EMBL/EMBO Joint Conference 2004
Biology of time and aging: State of the art
Our life span is restricted. Everyone knows this and everyone accepts this as 'biologically' obvious, though for most of us this life seems to be too short. 'othing lives forever.' However, in this statement we think of artificially produced, technical objects; products which are subjected to natural wear and tear during use. This wear and tear leads to the result that at some time or other the object stops working and becomes unusable ('death' in the biological sense). But are the wear and tear and loss of function of technical objects and the death of living organisms really comparable or even similar?
An organism possesses many mechanisms for repair. It is not in principle necessary that a biological system should age and die. Nevertheless a restricted life span, aging and then death are basic characteristics of life. The reason for this is easy to recognize: in nature the existent organisms are regularly replaced by new types. Because of changes in the genetic material (mutations) these organisms have new characteristics and in the course of their individual lives they are tested for optimal or even better adaptation to environmental conditions. Immortality would disturb this system – it needs room for new and better life. This is one basic problem of evolution. Thus death is a basic precondition for the frictionless and rapid development towards better adaptation to the dominant environmental conditions. The restriction of life by death is then sensibly not left to chance, such as disease or accident. It is thus evidently an inherent property of the system of the organism from the first moment of its development. Life span and death are thus programmed from the start of life. This is known as the hypothesis of genetically programmed aging, ending in death, and is not particularly controversial among scientists. The theory does not necessarily posit aging in the sense of slow loss of function before death. Many organisms even die at the zenith of their physiological abilities. For example, many sorts of plant die shortly after flowering and many insects, fish and worms and other animals immediately after reproduction. This is a particularly clear demonstration of the programmatic character of death. The rare 'Progeria', a hereditary human disease which leads to premature aging, is a further very clear demonstration of the genetic basis of the aging process.

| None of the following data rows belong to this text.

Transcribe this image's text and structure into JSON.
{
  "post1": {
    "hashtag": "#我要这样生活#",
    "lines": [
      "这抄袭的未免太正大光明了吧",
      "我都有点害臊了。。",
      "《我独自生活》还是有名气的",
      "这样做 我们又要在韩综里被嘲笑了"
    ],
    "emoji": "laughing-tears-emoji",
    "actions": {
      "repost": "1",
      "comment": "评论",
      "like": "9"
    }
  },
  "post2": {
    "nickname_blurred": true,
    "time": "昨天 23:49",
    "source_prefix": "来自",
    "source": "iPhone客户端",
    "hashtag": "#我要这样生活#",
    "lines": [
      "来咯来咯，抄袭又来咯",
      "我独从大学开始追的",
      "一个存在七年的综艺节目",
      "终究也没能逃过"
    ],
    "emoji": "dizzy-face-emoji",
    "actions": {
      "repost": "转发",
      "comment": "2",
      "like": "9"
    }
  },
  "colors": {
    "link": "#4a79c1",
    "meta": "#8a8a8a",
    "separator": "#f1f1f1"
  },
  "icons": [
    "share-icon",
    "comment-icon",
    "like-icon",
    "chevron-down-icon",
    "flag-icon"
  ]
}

If life span is a genetically determined biological characteristic it is logically necessary to propose the existence of an internal clock, which in some way measures and controls the aging process and which finally determines death as the last step in a fixed programme. This last step can of course consist of a long succession of different ontogenetic processes. It is of great interest to investigate the site and the function of the 'clock' for life span and on the question of the unit and the beat in which this clock 'ticks'. Are these ticks for example heart beats, breathing acts, metabolic rates or something else? There are a large number of theories dealing with these questions and on the control and the bases of the aging processes per se.